Боря восхищался письмами Ренаты, восклицая: «Людям нужны не потрясения и перевороты, а любовь, гармония с природой и близкое их душе дело. Эта любовь и прелесть истинной жизни в романе — все от тебя, Олюшка». Еще в мае 1958-го Боря переслал через наших итальянских друзей Ренате в Германию большое письмо, где подробно написал о наших отношениях, о том, что «Ольга <…> и есть Лара моего произведения». Радостное понимание того, что его роман стал «обновляющей грозой» для многих людей в разных уголках мира, потерявших веру в значимость и красоту жизни, отразилось в этом стихотворении.
140
Подробнее о Ренате Швейцер мне помогла узнать моя знакомая из Германии по «Цветаевским кострам» Лилия Цибарт. В 2004 г. она встретилась в Берлине со столетней жительницей Германии Лизелоттой Лаабс, хорошо знавшей Ренату Швейцер в те головокружительные годы. Интервью Лилии с Лизелоттой приведено в главе «Пастернак и Рената Швейцер».
Из рассказа Ивинской об осенних стихах Пастернака:
Борис Леонидович, как и все большие поэты, любил осень, часто напоминая: «Как легко и точно назвал Пушкин это время года — „очей очарованье“». И радостно добавлял: «И мои очи тебя могут видеть теперь дольше, без злых взглядов».

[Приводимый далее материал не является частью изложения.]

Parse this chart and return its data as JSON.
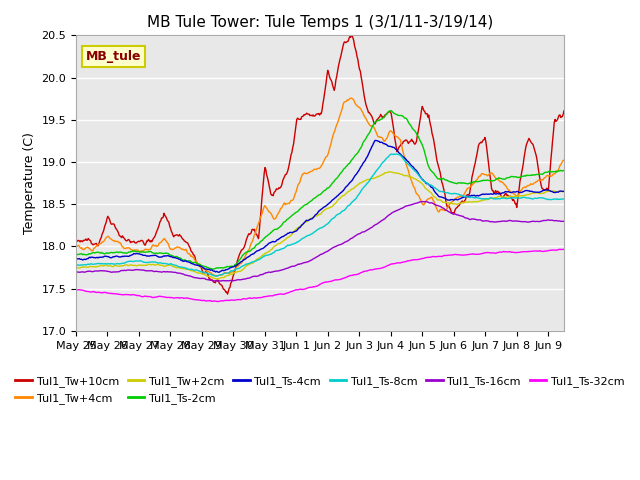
{
  "title": "MB Tule Tower: Tule Temps 1 (3/1/11-3/19/14)",
  "ylabel": "Temperature (C)",
  "ylim": [
    17.0,
    20.5
  ],
  "xlim": [
    0,
    15.5
  ],
  "xtick_labels": [
    "May 25",
    "May 26",
    "May 27",
    "May 28",
    "May 29",
    "May 30",
    "May 31",
    "Jun 1",
    "Jun 2",
    "Jun 3",
    "Jun 4",
    "Jun 5",
    "Jun 6",
    "Jun 7",
    "Jun 8",
    "Jun 9"
  ],
  "ytick_values": [
    17.0,
    17.5,
    18.0,
    18.5,
    19.0,
    19.5,
    20.0,
    20.5
  ],
  "series_colors": {
    "Tul1_Tw+10cm": "#cc0000",
    "Tul1_Tw+4cm": "#ff8800",
    "Tul1_Tw+2cm": "#cccc00",
    "Tul1_Ts-2cm": "#00cc00",
    "Tul1_Ts-4cm": "#0000cc",
    "Tul1_Ts-8cm": "#00cccc",
    "Tul1_Ts-16cm": "#9900cc",
    "Tul1_Ts-32cm": "#ff00ff"
  },
  "background_color": "#ffffff",
  "plot_bg_color": "#e8e8e8",
  "grid_color": "#ffffff",
  "legend_box_color": "#ffffcc",
  "legend_box_edge": "#cccc00",
  "legend_text": "MB_tule",
  "legend_text_color": "#880000",
  "title_fontsize": 11,
  "label_fontsize": 9,
  "tick_fontsize": 8,
  "legend_fontsize": 8
}
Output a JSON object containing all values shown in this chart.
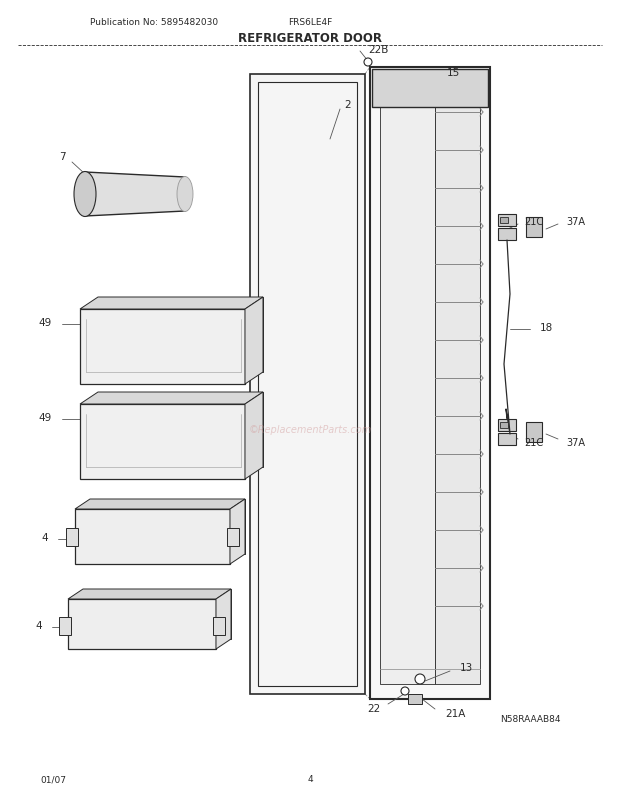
{
  "title": "REFRIGERATOR DOOR",
  "pub_no": "Publication No: 5895482030",
  "model": "FRS6LE4F",
  "date": "01/07",
  "page": "4",
  "image_code": "N58RAAAB84",
  "watermark": "©ReplacementParts.com",
  "bg_color": "#ffffff",
  "line_color": "#2a2a2a"
}
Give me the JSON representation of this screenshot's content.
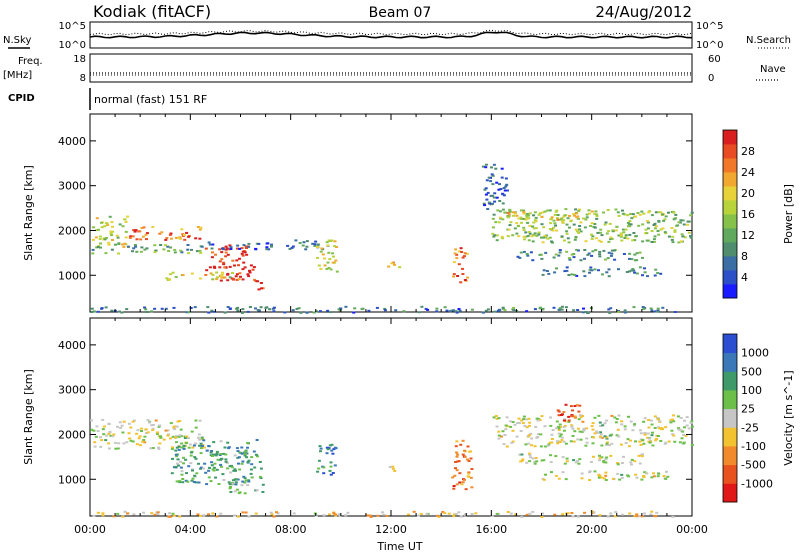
{
  "header": {
    "station": "Kodiak (fitACF)",
    "beam": "Beam 07",
    "date": "24/Aug/2012"
  },
  "sky_panel": {
    "left_label": "N.Sky",
    "right_label": "N.Search",
    "left_ticks": [
      "10^5",
      "10^0"
    ],
    "right_ticks": [
      "10^5",
      "10^0"
    ]
  },
  "freq_panel": {
    "left_label_top": "Freq.",
    "left_label_bottom": "[MHz]",
    "right_label": "Nave",
    "left_ticks": [
      "18",
      "8"
    ],
    "right_ticks": [
      "60",
      "0"
    ]
  },
  "cpid_panel": {
    "label": "CPID",
    "text": "normal (fast) 151 RF"
  },
  "chart_data": [
    {
      "type": "heatmap",
      "parameter": "Power",
      "ylabel": "Slant Range [km]",
      "ylim": [
        180,
        4600
      ],
      "yticks": [
        1000,
        2000,
        3000,
        4000
      ],
      "xlim_hours": [
        0,
        24
      ],
      "colorbar_label": "Power [dB]",
      "colorbar_ticks": [
        "4",
        "8",
        "12",
        "16",
        "20",
        "24",
        "28"
      ],
      "colorbar_colors": [
        "#1a1aff",
        "#2c4fc8",
        "#3a6ea5",
        "#4f8d6e",
        "#61a85f",
        "#86c24a",
        "#b8d43a",
        "#e8d23a",
        "#f0a830",
        "#f07828",
        "#e84a22",
        "#d81e1e"
      ],
      "patches": [
        {
          "t0": 0,
          "t1": 1.5,
          "r0": 1650,
          "r1": 2350,
          "level": 0.55
        },
        {
          "t0": 1.5,
          "t1": 4.5,
          "r0": 1800,
          "r1": 2100,
          "level": 0.8
        },
        {
          "t0": 4.5,
          "t1": 6.5,
          "r0": 900,
          "r1": 1700,
          "level": 0.95
        },
        {
          "t0": 6.5,
          "t1": 7.0,
          "r0": 700,
          "r1": 950,
          "level": 0.9
        },
        {
          "t0": 0,
          "t1": 4.5,
          "r0": 1500,
          "r1": 1700,
          "level": 0.4
        },
        {
          "t0": 3.0,
          "t1": 6.0,
          "r0": 900,
          "r1": 1100,
          "level": 0.55
        },
        {
          "t0": 4.5,
          "t1": 9.5,
          "r0": 1600,
          "r1": 1800,
          "level": 0.2
        },
        {
          "t0": 9.0,
          "t1": 9.8,
          "r0": 1100,
          "r1": 1800,
          "level": 0.6
        },
        {
          "t0": 11.8,
          "t1": 12.3,
          "r0": 1200,
          "r1": 1350,
          "level": 0.7
        },
        {
          "t0": 14.4,
          "t1": 15.0,
          "r0": 800,
          "r1": 1700,
          "level": 0.8
        },
        {
          "t0": 16.0,
          "t1": 24.0,
          "r0": 1750,
          "r1": 2500,
          "level": 0.45
        },
        {
          "t0": 16.2,
          "t1": 20.0,
          "r0": 2200,
          "r1": 2450,
          "level": 0.6
        },
        {
          "t0": 17.0,
          "t1": 22.0,
          "r0": 1350,
          "r1": 1600,
          "level": 0.3
        },
        {
          "t0": 18.0,
          "t1": 23.0,
          "r0": 1000,
          "r1": 1200,
          "level": 0.25
        },
        {
          "t0": 15.6,
          "t1": 16.6,
          "r0": 2500,
          "r1": 3500,
          "level": 0.15
        },
        {
          "t0": 0,
          "t1": 24,
          "r0": 180,
          "r1": 320,
          "level": 0.25
        }
      ]
    },
    {
      "type": "heatmap",
      "parameter": "Velocity",
      "ylabel": "Slant Range [km]",
      "ylim": [
        180,
        4600
      ],
      "yticks": [
        1000,
        2000,
        3000,
        4000
      ],
      "xlim_hours": [
        0,
        24
      ],
      "xticks": [
        "00:00",
        "04:00",
        "08:00",
        "12:00",
        "16:00",
        "20:00",
        "00:00"
      ],
      "xlabel": "Time UT",
      "colorbar_label": "Velocity [m s^-1]",
      "colorbar_ticks": [
        "1000",
        "500",
        "100",
        "25",
        "-25",
        "-100",
        "-500",
        "-1000"
      ],
      "colorbar_colors": [
        "#2b4fd0",
        "#3a78b8",
        "#3f9a6a",
        "#6cc04a",
        "#c6c6c6",
        "#f2c230",
        "#f08a2a",
        "#e8521e",
        "#e01818"
      ],
      "patches": [
        {
          "t0": 0,
          "t1": 4.5,
          "r0": 1700,
          "r1": 2350,
          "level": 0.5
        },
        {
          "t0": 3.2,
          "t1": 6.8,
          "r0": 900,
          "r1": 1900,
          "level": 0.3
        },
        {
          "t0": 5.5,
          "t1": 7.0,
          "r0": 700,
          "r1": 1000,
          "level": 0.35
        },
        {
          "t0": 9.0,
          "t1": 9.8,
          "r0": 1100,
          "r1": 1800,
          "level": 0.2
        },
        {
          "t0": 11.8,
          "t1": 12.3,
          "r0": 1200,
          "r1": 1350,
          "level": 0.5
        },
        {
          "t0": 14.4,
          "t1": 15.2,
          "r0": 800,
          "r1": 1900,
          "level": 0.78
        },
        {
          "t0": 16.0,
          "t1": 24.0,
          "r0": 1750,
          "r1": 2450,
          "level": 0.5
        },
        {
          "t0": 18.6,
          "t1": 19.6,
          "r0": 2300,
          "r1": 2700,
          "level": 0.85
        },
        {
          "t0": 17.0,
          "t1": 22.0,
          "r0": 1350,
          "r1": 1600,
          "level": 0.5
        },
        {
          "t0": 18.0,
          "t1": 23.0,
          "r0": 1000,
          "r1": 1200,
          "level": 0.5
        },
        {
          "t0": 0,
          "t1": 24,
          "r0": 180,
          "r1": 300,
          "level": 0.6
        }
      ]
    }
  ]
}
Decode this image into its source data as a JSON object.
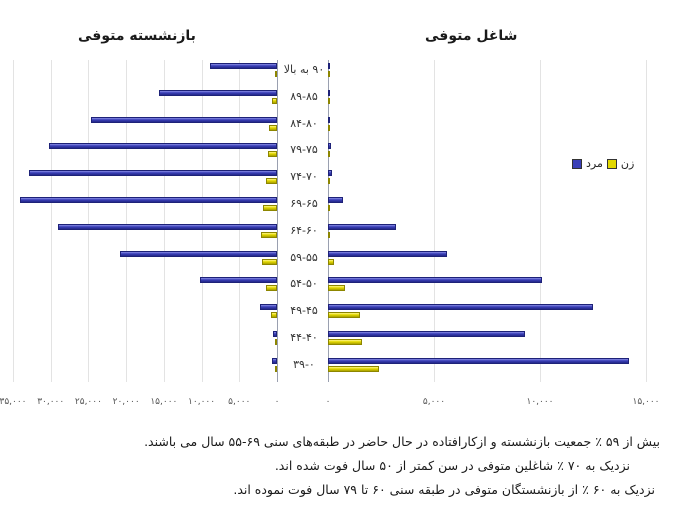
{
  "titles": {
    "left": "بازنشسته متوفی",
    "right": "شاغل متوفی"
  },
  "legend": {
    "female": "زن",
    "male": "مرد"
  },
  "notes": [
    "بیش از ۵۹ ٪ جمعیت بازنشسته و ازکارافتاده در حال حاضر در  طبقه‌های  سنی ۶۹-۵۵ سال می باشند.",
    "نزدیک به ۷۰ ٪  شاغلین متوفی در سن کمتر از ۵۰ سال فوت شده اند.",
    "نزدیک به ۶۰ ٪ از بازنشستگان متوفی در طبقه سنی ۶۰ تا ۷۹ سال فوت نموده اند."
  ],
  "colors": {
    "male": "#3b40b8",
    "female": "#e2d800"
  },
  "chart_data": [
    {
      "type": "bar",
      "orientation": "horizontal",
      "title": "بازنشسته متوفی",
      "direction": "bars extend leftward from zero",
      "categories": [
        "۹۰ به بالا",
        "۸۹-۸۵",
        "۸۴-۸۰",
        "۷۹-۷۵",
        "۷۴-۷۰",
        "۶۹-۶۵",
        "۶۴-۶۰",
        "۵۹-۵۵",
        "۵۴-۵۰",
        "۴۹-۴۵",
        "۴۴-۴۰",
        "۳۹-۰"
      ],
      "series": [
        {
          "name": "مرد",
          "values": [
            8900,
            15600,
            24700,
            30200,
            32900,
            34100,
            29000,
            20800,
            10200,
            2300,
            500,
            600
          ]
        },
        {
          "name": "زن",
          "values": [
            300,
            600,
            1000,
            1200,
            1500,
            1800,
            2100,
            2000,
            1500,
            800,
            100,
            100
          ]
        }
      ],
      "xticks": [
        "۳۵,۰۰۰",
        "۳۰,۰۰۰",
        "۲۵,۰۰۰",
        "۲۰,۰۰۰",
        "۱۵,۰۰۰",
        "۱۰,۰۰۰",
        "۵,۰۰۰",
        "۰"
      ],
      "xlim": [
        0,
        35000
      ],
      "grid": true
    },
    {
      "type": "bar",
      "orientation": "horizontal",
      "title": "شاغل متوفی",
      "direction": "bars extend rightward from zero",
      "categories": [
        "۹۰ به بالا",
        "۸۹-۸۵",
        "۸۴-۸۰",
        "۷۹-۷۵",
        "۷۴-۷۰",
        "۶۹-۶۵",
        "۶۴-۶۰",
        "۵۹-۵۵",
        "۵۴-۵۰",
        "۴۹-۴۵",
        "۴۴-۴۰",
        "۳۹-۰"
      ],
      "series": [
        {
          "name": "مرد",
          "values": [
            50,
            80,
            100,
            150,
            200,
            700,
            3200,
            5600,
            10100,
            12500,
            9300,
            14200
          ]
        },
        {
          "name": "زن",
          "values": [
            10,
            10,
            10,
            20,
            40,
            30,
            100,
            300,
            800,
            1500,
            1600,
            2400
          ]
        }
      ],
      "xticks": [
        "۰",
        "۵,۰۰۰",
        "۱۰,۰۰۰",
        "۱۵,۰۰۰"
      ],
      "xlim": [
        0,
        15000
      ],
      "grid": true,
      "legend": {
        "entries": [
          "زن",
          "مرد"
        ],
        "position": "upper right inside plot"
      }
    }
  ]
}
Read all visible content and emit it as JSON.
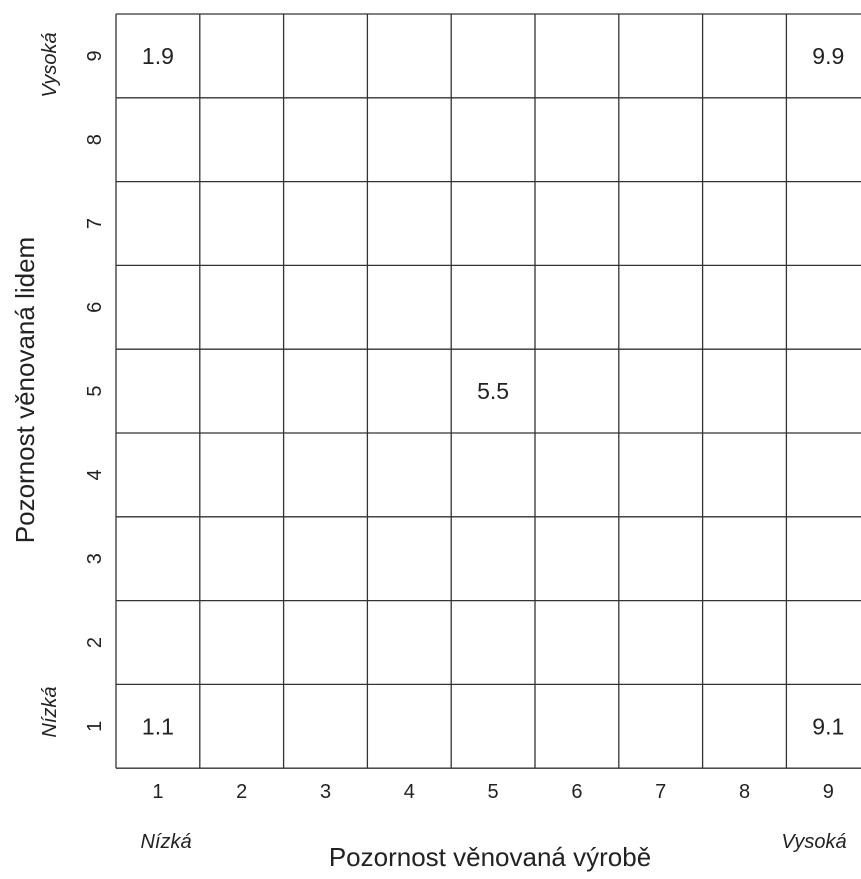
{
  "chart_data": {
    "type": "table",
    "x_axis": {
      "label": "Pozornost věnovaná výrobě",
      "ticks": [
        "1",
        "2",
        "3",
        "4",
        "5",
        "6",
        "7",
        "8",
        "9"
      ],
      "low_label": "Nízká",
      "high_label": "Vysoká"
    },
    "y_axis": {
      "label": "Pozornost věnovaná lidem",
      "ticks": [
        "1",
        "2",
        "3",
        "4",
        "5",
        "6",
        "7",
        "8",
        "9"
      ],
      "low_label": "Nízká",
      "high_label": "Vysoká"
    },
    "points": [
      {
        "x": 1,
        "y": 9,
        "label": "1.9"
      },
      {
        "x": 9,
        "y": 9,
        "label": "9.9"
      },
      {
        "x": 5,
        "y": 5,
        "label": "5.5"
      },
      {
        "x": 1,
        "y": 1,
        "label": "1.1"
      },
      {
        "x": 9,
        "y": 1,
        "label": "9.1"
      }
    ]
  },
  "colors": {
    "line": "#333333",
    "text": "#222222",
    "background": "#ffffff"
  }
}
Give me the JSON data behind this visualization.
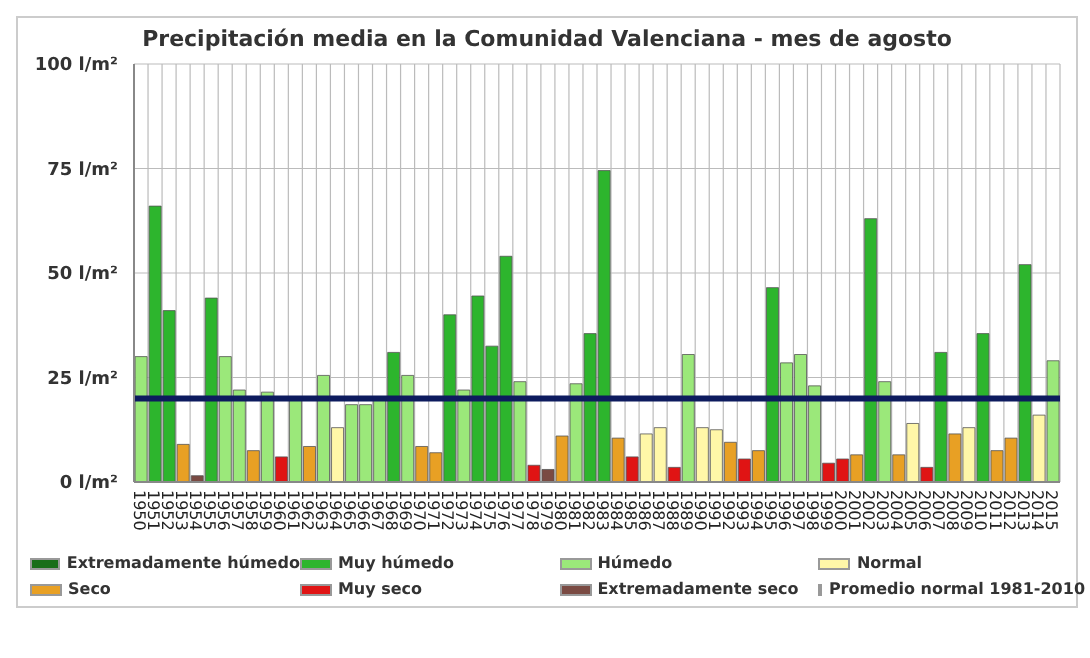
{
  "chart_data": {
    "type": "bar",
    "title": "Precipitación media en la Comunidad Valenciana - mes de agosto",
    "categories": [
      "1950",
      "1951",
      "1952",
      "1953",
      "1954",
      "1955",
      "1956",
      "1957",
      "1958",
      "1959",
      "1960",
      "1961",
      "1962",
      "1963",
      "1964",
      "1965",
      "1966",
      "1967",
      "1968",
      "1969",
      "1970",
      "1971",
      "1972",
      "1973",
      "1974",
      "1975",
      "1976",
      "1977",
      "1978",
      "1979",
      "1980",
      "1981",
      "1982",
      "1983",
      "1984",
      "1985",
      "1986",
      "1987",
      "1988",
      "1989",
      "1990",
      "1991",
      "1992",
      "1993",
      "1994",
      "1995",
      "1996",
      "1997",
      "1998",
      "1999",
      "2000",
      "2001",
      "2002",
      "2003",
      "2004",
      "2005",
      "2006",
      "2007",
      "2008",
      "2009",
      "2010",
      "2011",
      "2012",
      "2013",
      "2014",
      "2015"
    ],
    "stacked": true,
    "series": [
      {
        "name": "Extremadamente húmedo",
        "color": "#1a6e1a",
        "values": [
          null,
          null,
          null,
          null,
          null,
          null,
          null,
          null,
          null,
          null,
          null,
          null,
          null,
          null,
          null,
          null,
          null,
          null,
          null,
          null,
          null,
          null,
          null,
          null,
          null,
          null,
          null,
          null,
          null,
          null,
          null,
          null,
          null,
          null,
          null,
          null,
          null,
          null,
          null,
          null,
          null,
          null,
          null,
          null,
          null,
          null,
          null,
          null,
          null,
          null,
          null,
          null,
          null,
          null,
          null,
          null,
          null,
          null,
          null,
          null,
          null,
          null,
          null,
          null,
          null,
          null
        ]
      },
      {
        "name": "Muy húmedo",
        "color": "#2db52d",
        "values": [
          null,
          66,
          41,
          null,
          null,
          44,
          null,
          null,
          null,
          null,
          null,
          null,
          null,
          null,
          null,
          null,
          null,
          null,
          31,
          null,
          null,
          null,
          40,
          null,
          44.5,
          32.5,
          54,
          null,
          null,
          null,
          null,
          null,
          35.5,
          74.5,
          null,
          null,
          null,
          null,
          null,
          null,
          null,
          null,
          null,
          null,
          null,
          46.5,
          null,
          null,
          null,
          null,
          null,
          null,
          63,
          null,
          null,
          null,
          null,
          31,
          null,
          null,
          35.5,
          null,
          null,
          52,
          null,
          null
        ]
      },
      {
        "name": "Húmedo",
        "color": "#9be87a",
        "values": [
          30,
          null,
          null,
          null,
          null,
          null,
          30,
          22,
          null,
          21.5,
          null,
          19.5,
          null,
          25.5,
          null,
          18.5,
          18.5,
          19.5,
          null,
          25.5,
          null,
          null,
          null,
          22,
          null,
          null,
          null,
          24,
          null,
          null,
          null,
          23.5,
          null,
          null,
          null,
          null,
          null,
          null,
          null,
          30.5,
          null,
          null,
          null,
          null,
          null,
          null,
          28.5,
          30.5,
          23,
          null,
          null,
          null,
          null,
          24,
          null,
          null,
          null,
          null,
          null,
          null,
          null,
          null,
          null,
          null,
          null,
          29
        ]
      },
      {
        "name": "Normal",
        "color": "#fff7a8",
        "values": [
          null,
          null,
          null,
          null,
          null,
          null,
          null,
          null,
          null,
          null,
          null,
          null,
          null,
          null,
          13,
          null,
          null,
          null,
          null,
          null,
          null,
          null,
          null,
          null,
          null,
          null,
          null,
          null,
          null,
          null,
          null,
          null,
          null,
          null,
          null,
          null,
          11.5,
          13,
          null,
          null,
          13,
          12.5,
          null,
          null,
          null,
          null,
          null,
          null,
          null,
          null,
          null,
          null,
          null,
          null,
          null,
          14,
          null,
          null,
          null,
          13,
          null,
          null,
          null,
          null,
          16,
          null
        ]
      },
      {
        "name": "Seco",
        "color": "#e8a024",
        "values": [
          null,
          null,
          null,
          9,
          null,
          null,
          null,
          null,
          7.5,
          null,
          null,
          null,
          8.5,
          null,
          null,
          null,
          null,
          null,
          null,
          null,
          8.5,
          7,
          null,
          null,
          null,
          null,
          null,
          null,
          null,
          null,
          11,
          null,
          null,
          null,
          10.5,
          null,
          null,
          null,
          null,
          null,
          null,
          null,
          9.5,
          null,
          7.5,
          null,
          null,
          null,
          null,
          null,
          null,
          6.5,
          null,
          null,
          6.5,
          null,
          null,
          null,
          11.5,
          null,
          null,
          7.5,
          10.5,
          null,
          null,
          null
        ]
      },
      {
        "name": "Muy seco",
        "color": "#e01414",
        "values": [
          null,
          null,
          null,
          null,
          null,
          null,
          null,
          null,
          null,
          null,
          6,
          null,
          null,
          null,
          null,
          null,
          null,
          null,
          null,
          null,
          null,
          null,
          null,
          null,
          null,
          null,
          null,
          null,
          4,
          null,
          null,
          null,
          null,
          null,
          null,
          6,
          null,
          null,
          3.5,
          null,
          null,
          null,
          null,
          5.5,
          null,
          null,
          null,
          null,
          null,
          4.5,
          5.5,
          null,
          null,
          null,
          null,
          null,
          3.5,
          null,
          null,
          null,
          null,
          null,
          null,
          null,
          null,
          null
        ]
      },
      {
        "name": "Extremadamente seco",
        "color": "#7a4a42",
        "values": [
          null,
          null,
          null,
          null,
          1.5,
          null,
          null,
          null,
          null,
          null,
          null,
          null,
          null,
          null,
          null,
          null,
          null,
          null,
          null,
          null,
          null,
          null,
          null,
          null,
          null,
          null,
          null,
          null,
          null,
          3,
          null,
          null,
          null,
          null,
          null,
          null,
          null,
          null,
          null,
          null,
          null,
          null,
          null,
          null,
          null,
          null,
          null,
          null,
          null,
          null,
          null,
          null,
          null,
          null,
          null,
          null,
          null,
          null,
          null,
          null,
          null,
          null,
          null,
          null,
          null,
          null
        ]
      }
    ],
    "ref_lines": [
      {
        "axis": "y",
        "value": 20,
        "label": "Promedio normal 1981-2010",
        "color": "#0d1b5e"
      }
    ],
    "ylim": [
      0,
      100
    ],
    "yticks": [
      {
        "value": 0,
        "label": "0 l/m²"
      },
      {
        "value": 25,
        "label": "25 l/m²"
      },
      {
        "value": 50,
        "label": "50 l/m²"
      },
      {
        "value": 75,
        "label": "75 l/m²"
      },
      {
        "value": 100,
        "label": "100 l/m²"
      }
    ],
    "grid": true,
    "legend": "bottom"
  }
}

Боря всегда ждал осени еще и потому, что к сентябрю обитатели Большой дачи покидали Переделкино, и нам удавалось наконец без помех быть вдвоем. Он чаще оставался в Измалкове ночевать, к нам приезжали мои дети с друзьями, привозили волнующие вести от Фельтринелли и из Франции. После наших осенних прогулок в лесу, у озера, рядом с замирающими после лета избами рождались восхитительные стихи. Глядя на пестрые наряды деревьев, окружавших Самаринский пруд и опушки Баковского леса, Боря увлеченно говорил: «Осень, Олюша, всякий раз будто заново открывает выставку ярких картин. Посмотри, какие чудные краски она навела на деревьях и кустах. Причем каждое дерево, как девица на выданье — примеряет свой цвет и наряд, любуясь отражением в зеркале пруда».
Эти восторженные слова звучат в стихотворении Пастернака «Золотая осень».
ЗОЛОТАЯ ОСЕНЬ Осень. Сказочный чертог, Всем открытый для обзора. Просеки лесных дорог, Заглядевшихся в озера. Как на выставке картин: Залы, залы, залы, залы Вязов, ясеней, осин В позолоте небывалой. Липы обруч золотой, Как венец на новобрачной. Лик березы под фатой Подвенечной и прозрачной. <…> Осень. Древний уголок Старых книг, одежд, оружья, Где сокровищ каталог Перелистывает стужа.